🗺 Product Roadmap
This roadmap outlines the evolution of ChildSafeNet from early prototype to a stable, competition-ready AI safety platform.
1. Roadmap Overview
This roadmap outlines the evolution of ChildSafeNet from core prototype to final submission and beyond.
The roadmap is structured by major versions to reflect architectural growth, AI maturity, and operational stability.
2. Product Versions
Core Web (No Extension)
Focus: Foundational backend + web dashboard.
Goals
- Establish secure authentication
- Implement basic scan functionality
- Store logs in database
- Provide parent configuration
Features
- JWT-based Authentication
- Parent Settings (Strict / Balanced / Relaxed)
- Manual URL Scan page
- Scan Logs dashboard
- SQL Server schema (Users, Settings, Logs)
Outcome
Fully working Web + API system without browser automation.
Extension Integration
Focus: Real-time browser enforcement.
Goals
- Integrate MV3 browser extension
- Enable Web ↔ Extension pairing
- Implement automatic blocking
Features
- MV3 Extension (Chrome/Edge)
- Pair token flow (window.postMessage → background)
- Real-time
/api/scancalls block.htmlfor blocked pages- Mode synchronization between Web and Extension
Outcome
End-to-end protection: Navigation → API → AI → Decision → Block → Log.
Final Submission Edition
Focus: AI lifecycle + documentation + operational maturity.
Goals
- Introduce controlled retraining
- Improve model governance
- Prepare competition-ready documentation
- Automate CI pipeline
Features
- Admin Dataset Review (Pending / Approved / Rejected)

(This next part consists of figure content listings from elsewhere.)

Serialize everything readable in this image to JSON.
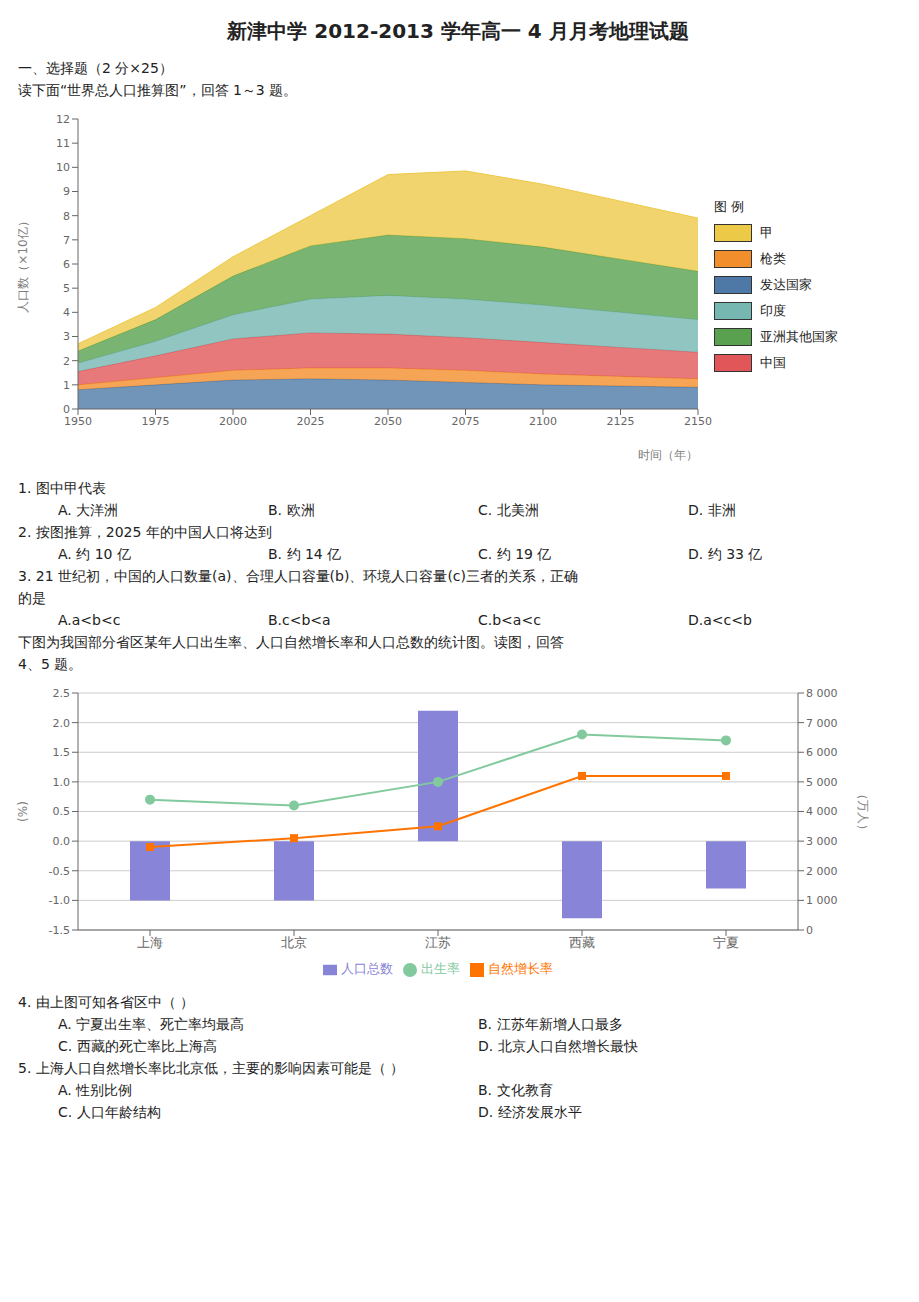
{
  "title": "新津中学 2012-2013 学年高一 4 月月考地理试题",
  "annotations": [
    [
      "一、选择题（2 分×25）"
    ],
    [
      "读下面“世界总人口推算图”，回答 1～3 题。"
    ]
  ],
  "chart_data": [
    {
      "type": "area",
      "stacked": true,
      "grid": false,
      "legend": "right",
      "legend_title": "图  例",
      "xlabel": "时间（年）",
      "ylabel": "人口数（×10亿）",
      "x": [
        1950,
        1975,
        2000,
        2025,
        2050,
        2075,
        2100,
        2125,
        2150
      ],
      "xlim": [
        1950,
        2150
      ],
      "xticks": [
        1950,
        1975,
        2000,
        2025,
        2050,
        2075,
        2100,
        2125,
        2150
      ],
      "ylim": [
        0,
        12
      ],
      "yticks": [
        0,
        1,
        2,
        3,
        4,
        5,
        6,
        7,
        8,
        9,
        10,
        11,
        12
      ],
      "series": [
        {
          "name": "发达国家",
          "values": [
            0.8,
            1.0,
            1.2,
            1.25,
            1.2,
            1.1,
            1.0,
            0.95,
            0.9
          ]
        },
        {
          "name": "枪类",
          "values": [
            0.2,
            0.3,
            0.4,
            0.45,
            0.5,
            0.5,
            0.45,
            0.4,
            0.35
          ]
        },
        {
          "name": "中国",
          "values": [
            0.55,
            0.9,
            1.3,
            1.45,
            1.4,
            1.35,
            1.3,
            1.2,
            1.1
          ]
        },
        {
          "name": "印度",
          "values": [
            0.35,
            0.6,
            1.0,
            1.4,
            1.6,
            1.6,
            1.55,
            1.45,
            1.35
          ]
        },
        {
          "name": "亚洲其他国家",
          "values": [
            0.5,
            0.9,
            1.6,
            2.2,
            2.5,
            2.5,
            2.4,
            2.2,
            2.0
          ]
        },
        {
          "name": "甲",
          "values": [
            0.3,
            0.5,
            0.8,
            1.25,
            2.5,
            2.8,
            2.6,
            2.4,
            2.2
          ]
        }
      ],
      "annotations": [
        [
          "1. 图中甲代表"
        ],
        [
          "A. 大洋洲",
          "B. 欧洲",
          "C. 北美洲",
          "D. 非洲"
        ],
        [
          "2. 按图推算，2025 年的中国人口将达到"
        ],
        [
          "A. 约 10 亿",
          "B. 约 14 亿",
          "C. 约 19 亿",
          "D. 约 33 亿"
        ],
        [
          "3. 21 世纪初，中国的人口数量(a)、合理人口容量(b)、环境人口容量(c)三者的关系，正确"
        ],
        [
          "的是"
        ],
        [
          "A.a<b<c",
          "B.c<b<a",
          "C.b<a<c",
          "D.a<c<b"
        ],
        [
          "下图为我国部分省区某年人口出生率、人口自然增长率和人口总数的统计图。读图，回答"
        ],
        [
          "4、5 题。"
        ]
      ]
    },
    {
      "type": "bar",
      "grid": true,
      "legend": "bottom",
      "categories": [
        "上海",
        "北京",
        "江苏",
        "西藏",
        "宁夏"
      ],
      "ylabel": "(%)",
      "y2label": "（万人）",
      "ylim": [
        -1.5,
        2.5
      ],
      "yticks": [
        -1.5,
        {
          "value": -1.0,
          "label": "-1.0"
        },
        -0.5,
        {
          "value": 0.0,
          "label": "0.0"
        },
        0.5,
        {
          "value": 1.0,
          "label": "1.0"
        },
        1.5,
        {
          "value": 2.0,
          "label": "2.0"
        },
        2.5
      ],
      "y2lim": [
        0,
        8000
      ],
      "y2ticks": [
        0,
        {
          "value": 1000,
          "label": "1 000"
        },
        {
          "value": 2000,
          "label": "2 000"
        },
        {
          "value": 3000,
          "label": "3 000"
        },
        {
          "value": 4000,
          "label": "4 000"
        },
        {
          "value": 5000,
          "label": "5 000"
        },
        {
          "value": 6000,
          "label": "6 000"
        },
        {
          "value": 7000,
          "label": "7 000"
        },
        {
          "value": 8000,
          "label": "8 000"
        }
      ],
      "series": [
        {
          "name": "人口总数",
          "type": "bar",
          "values": [
            -1.0,
            -1.0,
            2.2,
            -1.3,
            -0.8
          ]
        },
        {
          "name": "出生率",
          "type": "line",
          "marker": "circle",
          "values": [
            0.7,
            0.6,
            1.0,
            1.8,
            1.7
          ]
        },
        {
          "name": "自然增长率",
          "type": "line",
          "marker": "square",
          "values": [
            -0.1,
            0.05,
            0.25,
            1.1,
            1.1
          ]
        }
      ],
      "annotations": [
        [
          "4. 由上图可知各省区中（  ）"
        ],
        [
          "A. 宁夏出生率、死亡率均最高",
          "B. 江苏年新增人口最多"
        ],
        [
          "C. 西藏的死亡率比上海高",
          "D. 北京人口自然增长最快"
        ],
        [
          "5. 上海人口自然增长率比北京低，主要的影响因素可能是（  ）"
        ],
        [
          "A. 性别比例",
          "B. 文化教育"
        ],
        [
          "C. 人口年龄结构",
          "D. 经济发展水平"
        ]
      ]
    }
  ]
}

- Periodic Training (Option Periodic)
- Model Registry with versioning
- Safe activation + rollback logic
- Docs site (Docusaurus)
- Architecture diagrams
- Release checklist templates
- GitHub Actions CI workflow
Outcome
Stable, auditable, competition-ready AI safety system.
3. Post-Submission Vision
Focus: Scalability and production-readiness.
Cloud Deployment
- Azure App Service for API
- Azure SQL Database
- Blob storage for model artifacts
- HTTPS + managed identity
Model Monitoring
- Drift detection metrics
- False-positive tracking dashboard
- Auto-switch to fallback model
- Performance telemetry
Mobile Parent App
- View logs on mobile
- Push notifications for blocked sites
- Real-time mode toggling
Future AI Enhancements
- Online learning experimentation
- ROC curve-based threshold tuning
- Explainability UI (feature importance)
- Threat intelligence feeds integration
4. Versioning Philosophy
ChildSafeNet follows semantic versioning:
MAJOR.MINOR.PATCH
- MAJOR: Architectural change or new subsystem
- MINOR: Feature addition
- PATCH: Bug fixes / small improvements
5. Long-Term Goal
Build a trustworthy, explainable, and scalable child internet safety platform that prioritizes:
- Stability over rapid change
- Precision-first safety
- Auditability
- Safe AI deployment lifecycle
This roadmap is iterative and may evolve based on research, feedback, and deployment constraints.